Malawi government has called a meeting today Monday with other employers and employees to look at the issue of strikes in the country.
“We have invited Ecama as employers, MCTU to represent the workers, statutory corporations, the Ministry of Water because they were affected by a big strike and Ministry of Labour as a party that has been trying to resolve labour issues,” said Minister of Labour Eunice Makangala.
She said this while responding to accusations against government’s handling of the recent strikes coming in the wake of a Nation on Sunday survey.
The survey asked whether government effectively handled the recent strikes and the results were damning: 72 percent of our respondents said government has not handled the strikes well.
Consumers Association of Malawi (Cama) boss John Kapito, rather predictably, also faulted government while agreeing with the survey.
“It was pathetic. Government was not prepared and they did not know what to do with the strikes. The state was not ready to deal with the effects of devaluation. That’s why they are going from one strike to another trying to solve them.
“There should have been a policy statement telling people what to expect after devaluation. They should have engaged and discussed with the people to signal the coming of hard times,” said Kapito.
The minister, however, insisted that government did enough.
“It’s not fair and it’s a lie. We have dealt with all strikes that were ongoing. We also went and dealt with those that were rumoured to happen like at Escom,” said Makangala.
National Secretary for the Catholic Commission on Justice and Peace (CCJP), Chris Chisoni, said the main problem that is emerging from the strikes is communication breakdown.
“There is need for internal communication between government and CEOs of parastatals and other employers to check if there are any grievances so that all parties can be taken on board and resolve issues before they get to striking.

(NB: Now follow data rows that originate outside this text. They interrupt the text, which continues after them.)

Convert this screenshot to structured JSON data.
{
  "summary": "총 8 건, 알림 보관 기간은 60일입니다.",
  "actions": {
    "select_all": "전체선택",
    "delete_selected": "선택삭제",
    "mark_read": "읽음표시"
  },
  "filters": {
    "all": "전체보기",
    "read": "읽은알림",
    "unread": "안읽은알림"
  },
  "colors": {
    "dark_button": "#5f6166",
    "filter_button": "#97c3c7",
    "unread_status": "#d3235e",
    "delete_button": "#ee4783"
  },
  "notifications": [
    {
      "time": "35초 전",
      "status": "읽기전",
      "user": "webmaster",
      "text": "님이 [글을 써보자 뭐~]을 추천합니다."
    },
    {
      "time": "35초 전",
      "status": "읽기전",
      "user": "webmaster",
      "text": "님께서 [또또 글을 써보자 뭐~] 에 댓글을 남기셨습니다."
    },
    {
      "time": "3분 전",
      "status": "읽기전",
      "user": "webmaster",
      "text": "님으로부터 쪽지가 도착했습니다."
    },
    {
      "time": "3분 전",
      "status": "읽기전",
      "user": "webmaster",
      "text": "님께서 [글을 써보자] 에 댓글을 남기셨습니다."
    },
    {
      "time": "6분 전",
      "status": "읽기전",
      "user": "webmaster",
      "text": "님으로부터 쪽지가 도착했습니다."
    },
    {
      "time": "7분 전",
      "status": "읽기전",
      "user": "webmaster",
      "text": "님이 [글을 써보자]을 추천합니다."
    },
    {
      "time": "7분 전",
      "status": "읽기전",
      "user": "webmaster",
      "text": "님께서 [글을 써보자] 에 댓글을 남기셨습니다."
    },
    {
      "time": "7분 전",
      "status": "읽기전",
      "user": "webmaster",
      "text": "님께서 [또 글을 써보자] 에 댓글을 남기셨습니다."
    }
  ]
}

“The problem is that some CEOs sit on employees’ grievances and the result is that employees stage a strike or demonstration,” said Chisoni.
Kapito said the strikes were not only just about perks but rather a flag to signal to government that times are hard and thus a call to government to walk with the people and be exemplary in the spending.
General Secretary of the Polytechnic Academic Staff Committee on Welfare (Pascow), Gift Khangamwa, whose body has been in one of the longest strikes this year, however, spoke contrary to the survey findings.
Khangamwa said the strike by Poly lecturers was primarily directed at the University Council but said the fact that President Joyce Banda actually invited and had an audience with them spoke of significant government intervention.
“That said, I think it’s time we took a closer look at the issues. We should ask why everyone is suddenly asking for increments,” said Khangamwa.
Makangala said tomorrow’s meeting will take place at her ministry’s headquarters in Lilongwe.